I've been meaning to use Resolve, especially for its color grading abilities, but I've chickened out twice now to return to what I usually go with for video editing (simple, but I know my way around). I just have to bite the bullet and follow some Resolve tutorials and practice!
For some of my projects, especially in Iray, it made a lot of sense to get DAZ to do as much up front. For example, BW in Iray has the added benefit of being so much faster to render than color, that I cut down a lot of time rendering BW directly. Filament's fast. The one big benefit here of rendering directly in BW for a BW project is getting the tonal relationships right in one go. It's harder for me to do that in color.
My next FilaToon experiment was to try and get a saturated watercolor kinda feel right in DAZ. I tweaked the Filament Draw Settings heavily and added some watercolor textures in the scene. I really want to see what's possible and close enough to what a style might evoke, so I can mimize postwork. Especially when animating, that would speed things up a lot. This was just a quick test, no postwork except for the watermark. I'm happy with the possibilities.
Hi yes I wrote that in the beginning when we started to experiment, and its looks like its now horizontal images, will double check in a bit.

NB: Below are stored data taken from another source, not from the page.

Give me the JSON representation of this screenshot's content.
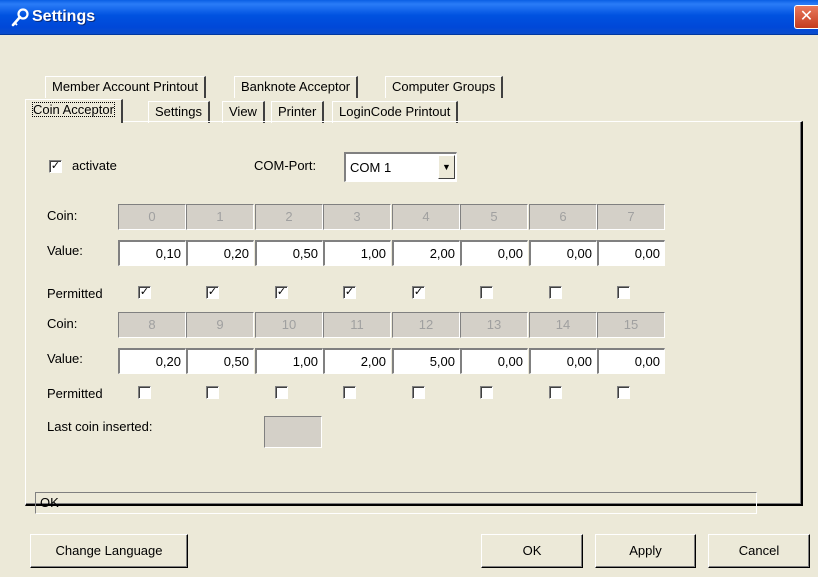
{
  "window": {
    "title": "Settings",
    "close_glyph": "✕"
  },
  "tabs_back": [
    "Member Account Printout",
    "Banknote Acceptor",
    "Computer Groups"
  ],
  "tabs_front": [
    "Coin Acceptor",
    "Settings",
    "View",
    "Printer",
    "LoginCode Printout"
  ],
  "active_tab": "Coin Acceptor",
  "activate": {
    "label": "activate",
    "checked": true
  },
  "com_port": {
    "label": "COM-Port:",
    "value": "COM 1"
  },
  "row_labels": {
    "coin": "Coin:",
    "value": "Value:",
    "permitted": "Permitted"
  },
  "groups": [
    {
      "coins": [
        "0",
        "1",
        "2",
        "3",
        "4",
        "5",
        "6",
        "7"
      ],
      "values": [
        "0,10",
        "0,20",
        "0,50",
        "1,00",
        "2,00",
        "0,00",
        "0,00",
        "0,00"
      ],
      "permitted": [
        true,
        true,
        true,
        true,
        true,
        false,
        false,
        false
      ]
    },
    {
      "coins": [
        "8",
        "9",
        "10",
        "11",
        "12",
        "13",
        "14",
        "15"
      ],
      "values": [
        "0,20",
        "0,50",
        "1,00",
        "2,00",
        "5,00",
        "0,00",
        "0,00",
        "0,00"
      ],
      "permitted": [
        false,
        false,
        false,
        false,
        false,
        false,
        false,
        false
      ]
    }
  ],
  "last_coin": {
    "label": "Last coin inserted:",
    "value": ""
  },
  "status": "OK",
  "buttons": {
    "change_language": "Change Language",
    "ok": "OK",
    "apply": "Apply",
    "cancel": "Cancel"
  },
  "icons": {
    "title": "wrench-key-icon",
    "combo": "dropdown-arrow-icon"
  },
  "colors": {
    "titlebar": "#0054e3",
    "close": "#d9502f",
    "face": "#ece9d8"
  }
}
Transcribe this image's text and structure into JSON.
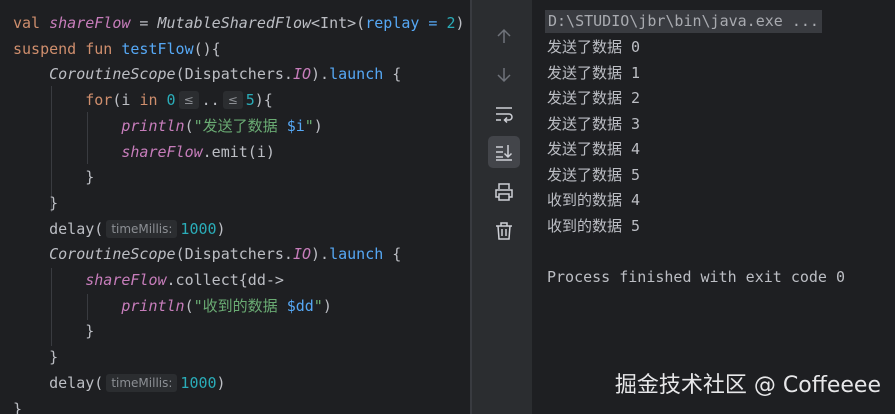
{
  "editor": {
    "lines": [
      {
        "tokens": [
          {
            "t": "val ",
            "c": "kw"
          },
          {
            "t": "shareFlow",
            "c": "it"
          },
          {
            "t": " = "
          },
          {
            "t": "MutableSharedFlow",
            "c": "cls"
          },
          {
            "t": "<Int>("
          },
          {
            "t": "replay = ",
            "c": "fn"
          },
          {
            "t": "2",
            "c": "num"
          },
          {
            "t": ")"
          }
        ]
      },
      {
        "tokens": [
          {
            "t": "suspend fun ",
            "c": "kw"
          },
          {
            "t": "testFlow",
            "c": "fn"
          },
          {
            "t": "(){"
          }
        ]
      },
      {
        "tokens": [
          {
            "t": "    "
          },
          {
            "t": "CoroutineScope",
            "c": "cls"
          },
          {
            "t": "(Dispatchers."
          },
          {
            "t": "IO",
            "c": "it"
          },
          {
            "t": ")."
          },
          {
            "t": "launch",
            "c": "fn"
          },
          {
            "t": " {"
          }
        ]
      },
      {
        "tokens": [
          {
            "t": "        "
          },
          {
            "t": "for",
            "c": "kw"
          },
          {
            "t": "(i "
          },
          {
            "t": "in ",
            "c": "kw"
          },
          {
            "t": "0",
            "c": "num"
          },
          {
            "t": "≤",
            "c": "hint"
          },
          {
            "t": ".."
          },
          {
            "t": "≤",
            "c": "hint"
          },
          {
            "t": "5",
            "c": "num"
          },
          {
            "t": "){"
          }
        ]
      },
      {
        "tokens": [
          {
            "t": "            "
          },
          {
            "t": "println",
            "c": "it"
          },
          {
            "t": "("
          },
          {
            "t": "\"发送了数据 ",
            "c": "str"
          },
          {
            "t": "$i",
            "c": "fn"
          },
          {
            "t": "\"",
            "c": "str"
          },
          {
            "t": ")"
          }
        ]
      },
      {
        "tokens": [
          {
            "t": "            "
          },
          {
            "t": "shareFlow",
            "c": "it"
          },
          {
            "t": ".emit(i)"
          }
        ]
      },
      {
        "tokens": [
          {
            "t": "        }"
          }
        ]
      },
      {
        "tokens": [
          {
            "t": "    }"
          }
        ]
      },
      {
        "tokens": [
          {
            "t": "    delay("
          },
          {
            "t": "timeMillis:",
            "c": "hint"
          },
          {
            "t": "1000",
            "c": "num"
          },
          {
            "t": ")"
          }
        ]
      },
      {
        "tokens": [
          {
            "t": "    "
          },
          {
            "t": "CoroutineScope",
            "c": "cls"
          },
          {
            "t": "(Dispatchers."
          },
          {
            "t": "IO",
            "c": "it"
          },
          {
            "t": ")."
          },
          {
            "t": "launch",
            "c": "fn"
          },
          {
            "t": " {"
          }
        ]
      },
      {
        "tokens": [
          {
            "t": "        "
          },
          {
            "t": "shareFlow",
            "c": "it"
          },
          {
            "t": ".collect{dd->"
          }
        ]
      },
      {
        "tokens": [
          {
            "t": "            "
          },
          {
            "t": "println",
            "c": "it"
          },
          {
            "t": "("
          },
          {
            "t": "\"收到的数据 ",
            "c": "str"
          },
          {
            "t": "$dd",
            "c": "fn"
          },
          {
            "t": "\"",
            "c": "str"
          },
          {
            "t": ")"
          }
        ]
      },
      {
        "tokens": [
          {
            "t": "        }"
          }
        ]
      },
      {
        "tokens": [
          {
            "t": "    }"
          }
        ]
      },
      {
        "tokens": [
          {
            "t": "    delay("
          },
          {
            "t": "timeMillis:",
            "c": "hint"
          },
          {
            "t": "1000",
            "c": "num"
          },
          {
            "t": ")"
          }
        ]
      },
      {
        "tokens": [
          {
            "t": "}"
          }
        ]
      }
    ]
  },
  "toolbar": {
    "buttons": [
      {
        "icon": "arrow-up-icon",
        "active": false
      },
      {
        "icon": "arrow-down-icon",
        "active": false
      },
      {
        "icon": "soft-wrap-icon",
        "active": false
      },
      {
        "icon": "scroll-to-end-icon",
        "active": true
      },
      {
        "icon": "print-icon",
        "active": false
      },
      {
        "icon": "trash-icon",
        "active": false
      }
    ]
  },
  "console": {
    "command": "D:\\STUDIO\\jbr\\bin\\java.exe ...",
    "output": [
      "发送了数据 0",
      "发送了数据 1",
      "发送了数据 2",
      "发送了数据 3",
      "发送了数据 4",
      "发送了数据 5",
      "收到的数据 4",
      "收到的数据 5",
      "",
      "Process finished with exit code 0"
    ]
  },
  "watermark": "掘金技术社区 @ Coffeeee"
}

Some fun things to play around with - change the black and white to a colour ie red and blue - you can get some very interesting effects. Adding a LUT map will override the shadow and specular threshold dials.
Hi Mada, thank you for that first post, it's helped so much in my understanding of the Filatoon presets.
May i just ask you for clarification on what you mean by "change the black and white to a colour ie red and blue"
is it any of the following two examples or is it something else?
Thank you.
Swapping a custom greyscale LUT for a custom colour LUT.
Or just changing the base colour and ambient colour
yes a custom LUT texture map. :) First image.
Here are a couple of LUT tests. The images show the strip of "color" I made and saved as a PNG that I put into the LUT slot. Under that the settings I used.
Thanks for the clarification.
They are really useful examples of the custom LUT maps in action... Thank you.
3Diva Thank you for those great examples! I'm going to have to try out some custom LUTs.
I think I'm getting there. I'm liking the results I'm getting finally.
I have a question I'm pretty sure I know the answer too but it makes absolutely no sense to apply Filatoons shaders to strand based/dForce hair does it as all the detail in the strands of hair runs contrary to the artistic style of Filatoons shaders.